En tout état de cause, elle demande condamnation du CIFD à lui payer la somme de 2 000 € en application de l'article 700 du code de procédure civile.

Elle fait valoir :

que ses revenus ne lui permettaient pas, ainsi que l'a retenu le tribunal, de satisfaire à ses engagements,

• s'agissant de son patrimoine : que l'acquisition de l'appartement en 2012 dans le but d'y installer son fils a été financé par un don manuel de sa mère de 40 000 €, par une assurance vie de sa mère à hauteur de 48'000 €, enfin, par un apport de 52 000 € de M. X, celui ci, père de son fils et qui allait devenir son mari, désirant la mettre ainsi à l'abri du besoin,

• que la maison de GONCELIN lui appartient pour moitié, pour une valeur de 80 400 €, mais qu'elle est débitrice à l'égard de son mari à hauteur de 40 201,44 € au titre de travaux entièrement financés par lui avant leur mariage,

• qu'elle ne détient, sur l'[Adresse], que 50 % de la nue propriété soit une valeur de 86 000 €,

• que la banque avait l'obligation de la mettre en garde en l'informant des risques encourus à se porter caution eu égard à sa situation personnelle, dès lors que son engagement était disproportionné à ses ressources et à son patrimoine,

• que l'action fondée sur ce moyen n'est pas prescrite, que le point de départ du délai pour l'engager est le moment où la caution est appelée puisque le dommage n'est qu'éventuel au jour de la signature du cautionnement,

• que son préjudice est considérable puisqu'elle est aujourd'hui poursuivie pour plus de 144 000 €, somme supérieure à tous ses avoirs patrimoniaux.



M. Y et Maître Christian GUYOT ès qualités, qui n'ont pas constitué avocat, ont été régulièrement assignés le 25 juillet 2019 par acte délivré autrement qu'à leur personne. Le présent arrêt sera rendu par défaut en application des dispositions de l'article 474 du code de procédure civile.

L'instruction a été clôturée par une ordonnance rendue le 16 mars 2021.

Motifs

MOTIFS DE LA DÉCISION Sur les limites de l'appel

L'appel est limité aux dispositions du jugement par lesquelles le CIFD a été débouté de ses demandes contre Mme Z et condamné à lui payer une indemnité de procédure, de sorte que les dispositions relatives à la fixation de la créance au passif de la liquidation judiciaire de M. Y ne sont pas soumises à la présente cour.

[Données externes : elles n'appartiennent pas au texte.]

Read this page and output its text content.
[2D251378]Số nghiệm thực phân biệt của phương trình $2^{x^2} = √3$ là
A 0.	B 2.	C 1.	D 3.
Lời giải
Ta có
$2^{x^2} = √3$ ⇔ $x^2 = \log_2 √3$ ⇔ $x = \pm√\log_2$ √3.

Sur le moyen tiré de la disproportion de l'engagement

Aux termes de l'article L. 341-4 du code de la consommation en vigueur lors de la conclusion de l'engagement de caution, un créancier professionnel ne peut se prévaloir d'un contrat de cautionnement conclu par une personne physique dont l'engagement était, lors de sa conclusion, manifestement disproportionné à ses biens et revenus, à moins que le patrimoine de cette caution, au moment où celle ci est appelée, ne lui permette de faire face à son obligation.

En l'espèce, Mme Z justifie qu'au moment de la souscription de son engagement le 8 juillet 2009, elle percevait un revenu annuel déclaré de 14 426 € avant déduction des frais réels soit 1 202 € par mois, et avait déclaré pour l'année 2008 un revenu annuel de 20 602 € avant déduction des frais réels, soit 1 716,83 € mensuels.

Au vu des pièces produites, elle possédait à cette date, au titre de son patrimoine immobilier :

la moitié indivise d'une maison à Goncelin bâtie sur un terrain acquis en 1989 avec son conjoint M. X, la valeur de sa part étant de 59 251 €, sous réserve d'une reconnaissance d'une dette de 40 200 € envers M. X au titre du financement de travaux,

• la moitié de la nue propriété d'un [Adresse] à Grenoble évalué à 250 100 €, soit une valeur de 86 000 € pour la part de Mme A



La valeur de son patrimoine à cette date était donc de : 86 000 € (appartement [Adresse]) + 19 051 € (solde net au titre de la maison de Goncelin) soit un total de 105 051 €.

Cette valeur ne couvrant pas son engagement à hauteur de 148 887 €, celui ci était alors, compte tenu de la modicité de ses revenus ci dessus rappelés, manifestement disproportionné.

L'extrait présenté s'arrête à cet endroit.